COVID-19 News: The COVID-19 pandemic, caused by the SARS-CoV-2 coronavirus, has posed a significant global health challenge since its emergence in 2019. By April 12, 2023, there were 762,791,152 confirmed cases of COVID-19, with 6,897,025 reported deaths worldwide, as per the World Health Organization (WHO) data. Among the severe clinical manifestations of COVID-19, cytokine release syndrome (CRS) has emerged as a major concern, often associated with acute respiratory distress syndrome, multiple organ failure, and high mortality rates. CRS is characterized by elevated levels of various pro-inflammatory cytokines, which tend to increase with the severity of the disease, and it plays a crucial role in the pathogenesis of severe COVID-19 cases. Understanding the mechanisms by which SARS-CoV-2 induces CRS is essential for developing targeted therapies. A recent study by researchers from The First Hospital of Jilin University-China and the Cancer Research Institute of Jilin University-China covered in this COVID-19 News report has shed light on the role of the spike protein of the virus in stimulating CRS by activating immune cells and cytokine production.

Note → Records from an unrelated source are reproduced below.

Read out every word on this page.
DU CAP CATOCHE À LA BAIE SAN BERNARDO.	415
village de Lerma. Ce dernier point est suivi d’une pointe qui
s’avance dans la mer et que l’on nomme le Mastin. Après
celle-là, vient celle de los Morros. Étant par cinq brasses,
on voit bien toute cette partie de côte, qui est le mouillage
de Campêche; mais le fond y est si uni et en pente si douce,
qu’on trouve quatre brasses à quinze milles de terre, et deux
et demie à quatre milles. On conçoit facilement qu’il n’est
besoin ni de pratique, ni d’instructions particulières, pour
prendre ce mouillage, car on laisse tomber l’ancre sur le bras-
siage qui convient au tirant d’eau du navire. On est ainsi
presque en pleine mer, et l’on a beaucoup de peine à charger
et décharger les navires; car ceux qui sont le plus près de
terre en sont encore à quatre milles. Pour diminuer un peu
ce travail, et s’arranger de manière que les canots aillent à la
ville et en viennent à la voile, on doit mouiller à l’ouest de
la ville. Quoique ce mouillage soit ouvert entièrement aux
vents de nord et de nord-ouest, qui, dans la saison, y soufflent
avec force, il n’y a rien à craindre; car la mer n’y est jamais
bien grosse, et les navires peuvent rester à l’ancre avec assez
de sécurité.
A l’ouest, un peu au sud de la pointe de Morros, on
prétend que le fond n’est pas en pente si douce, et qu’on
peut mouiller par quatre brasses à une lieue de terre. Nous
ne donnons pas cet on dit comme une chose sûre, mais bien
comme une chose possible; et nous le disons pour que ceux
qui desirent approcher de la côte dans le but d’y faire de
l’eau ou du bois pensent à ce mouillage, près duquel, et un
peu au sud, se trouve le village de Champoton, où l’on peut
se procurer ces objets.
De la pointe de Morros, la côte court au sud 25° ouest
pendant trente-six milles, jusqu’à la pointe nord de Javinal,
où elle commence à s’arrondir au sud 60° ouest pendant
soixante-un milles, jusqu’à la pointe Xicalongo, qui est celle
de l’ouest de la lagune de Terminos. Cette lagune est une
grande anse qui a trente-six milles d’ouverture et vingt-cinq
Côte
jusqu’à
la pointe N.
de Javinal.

A diagram of the mechanism of spike protein cooperating with IL-2 to stimulate immune cells to produce CRS-related inflammatory factors. DCs loaded with spike protein stimulate T cells to secrete IL-2, which subsequently facilitates the production of TNF-α and IFN-γ by NK cells and IFN-γ by T cells. IFN-γ increases the transcription of CD40, which promotes the stable localization of TLR4 on the membrane surface of monocytes, leading to a constant interaction between spike protein and TLR4 and activation of NF-κB. TNF-α also activates NF-κB signaling in monocytes, which cooperates with IFN-γ to modulate NF-κB819 dependent transcription of CRS-related inflammatory cytokines such as IL-1β, IL-6, and IL-8.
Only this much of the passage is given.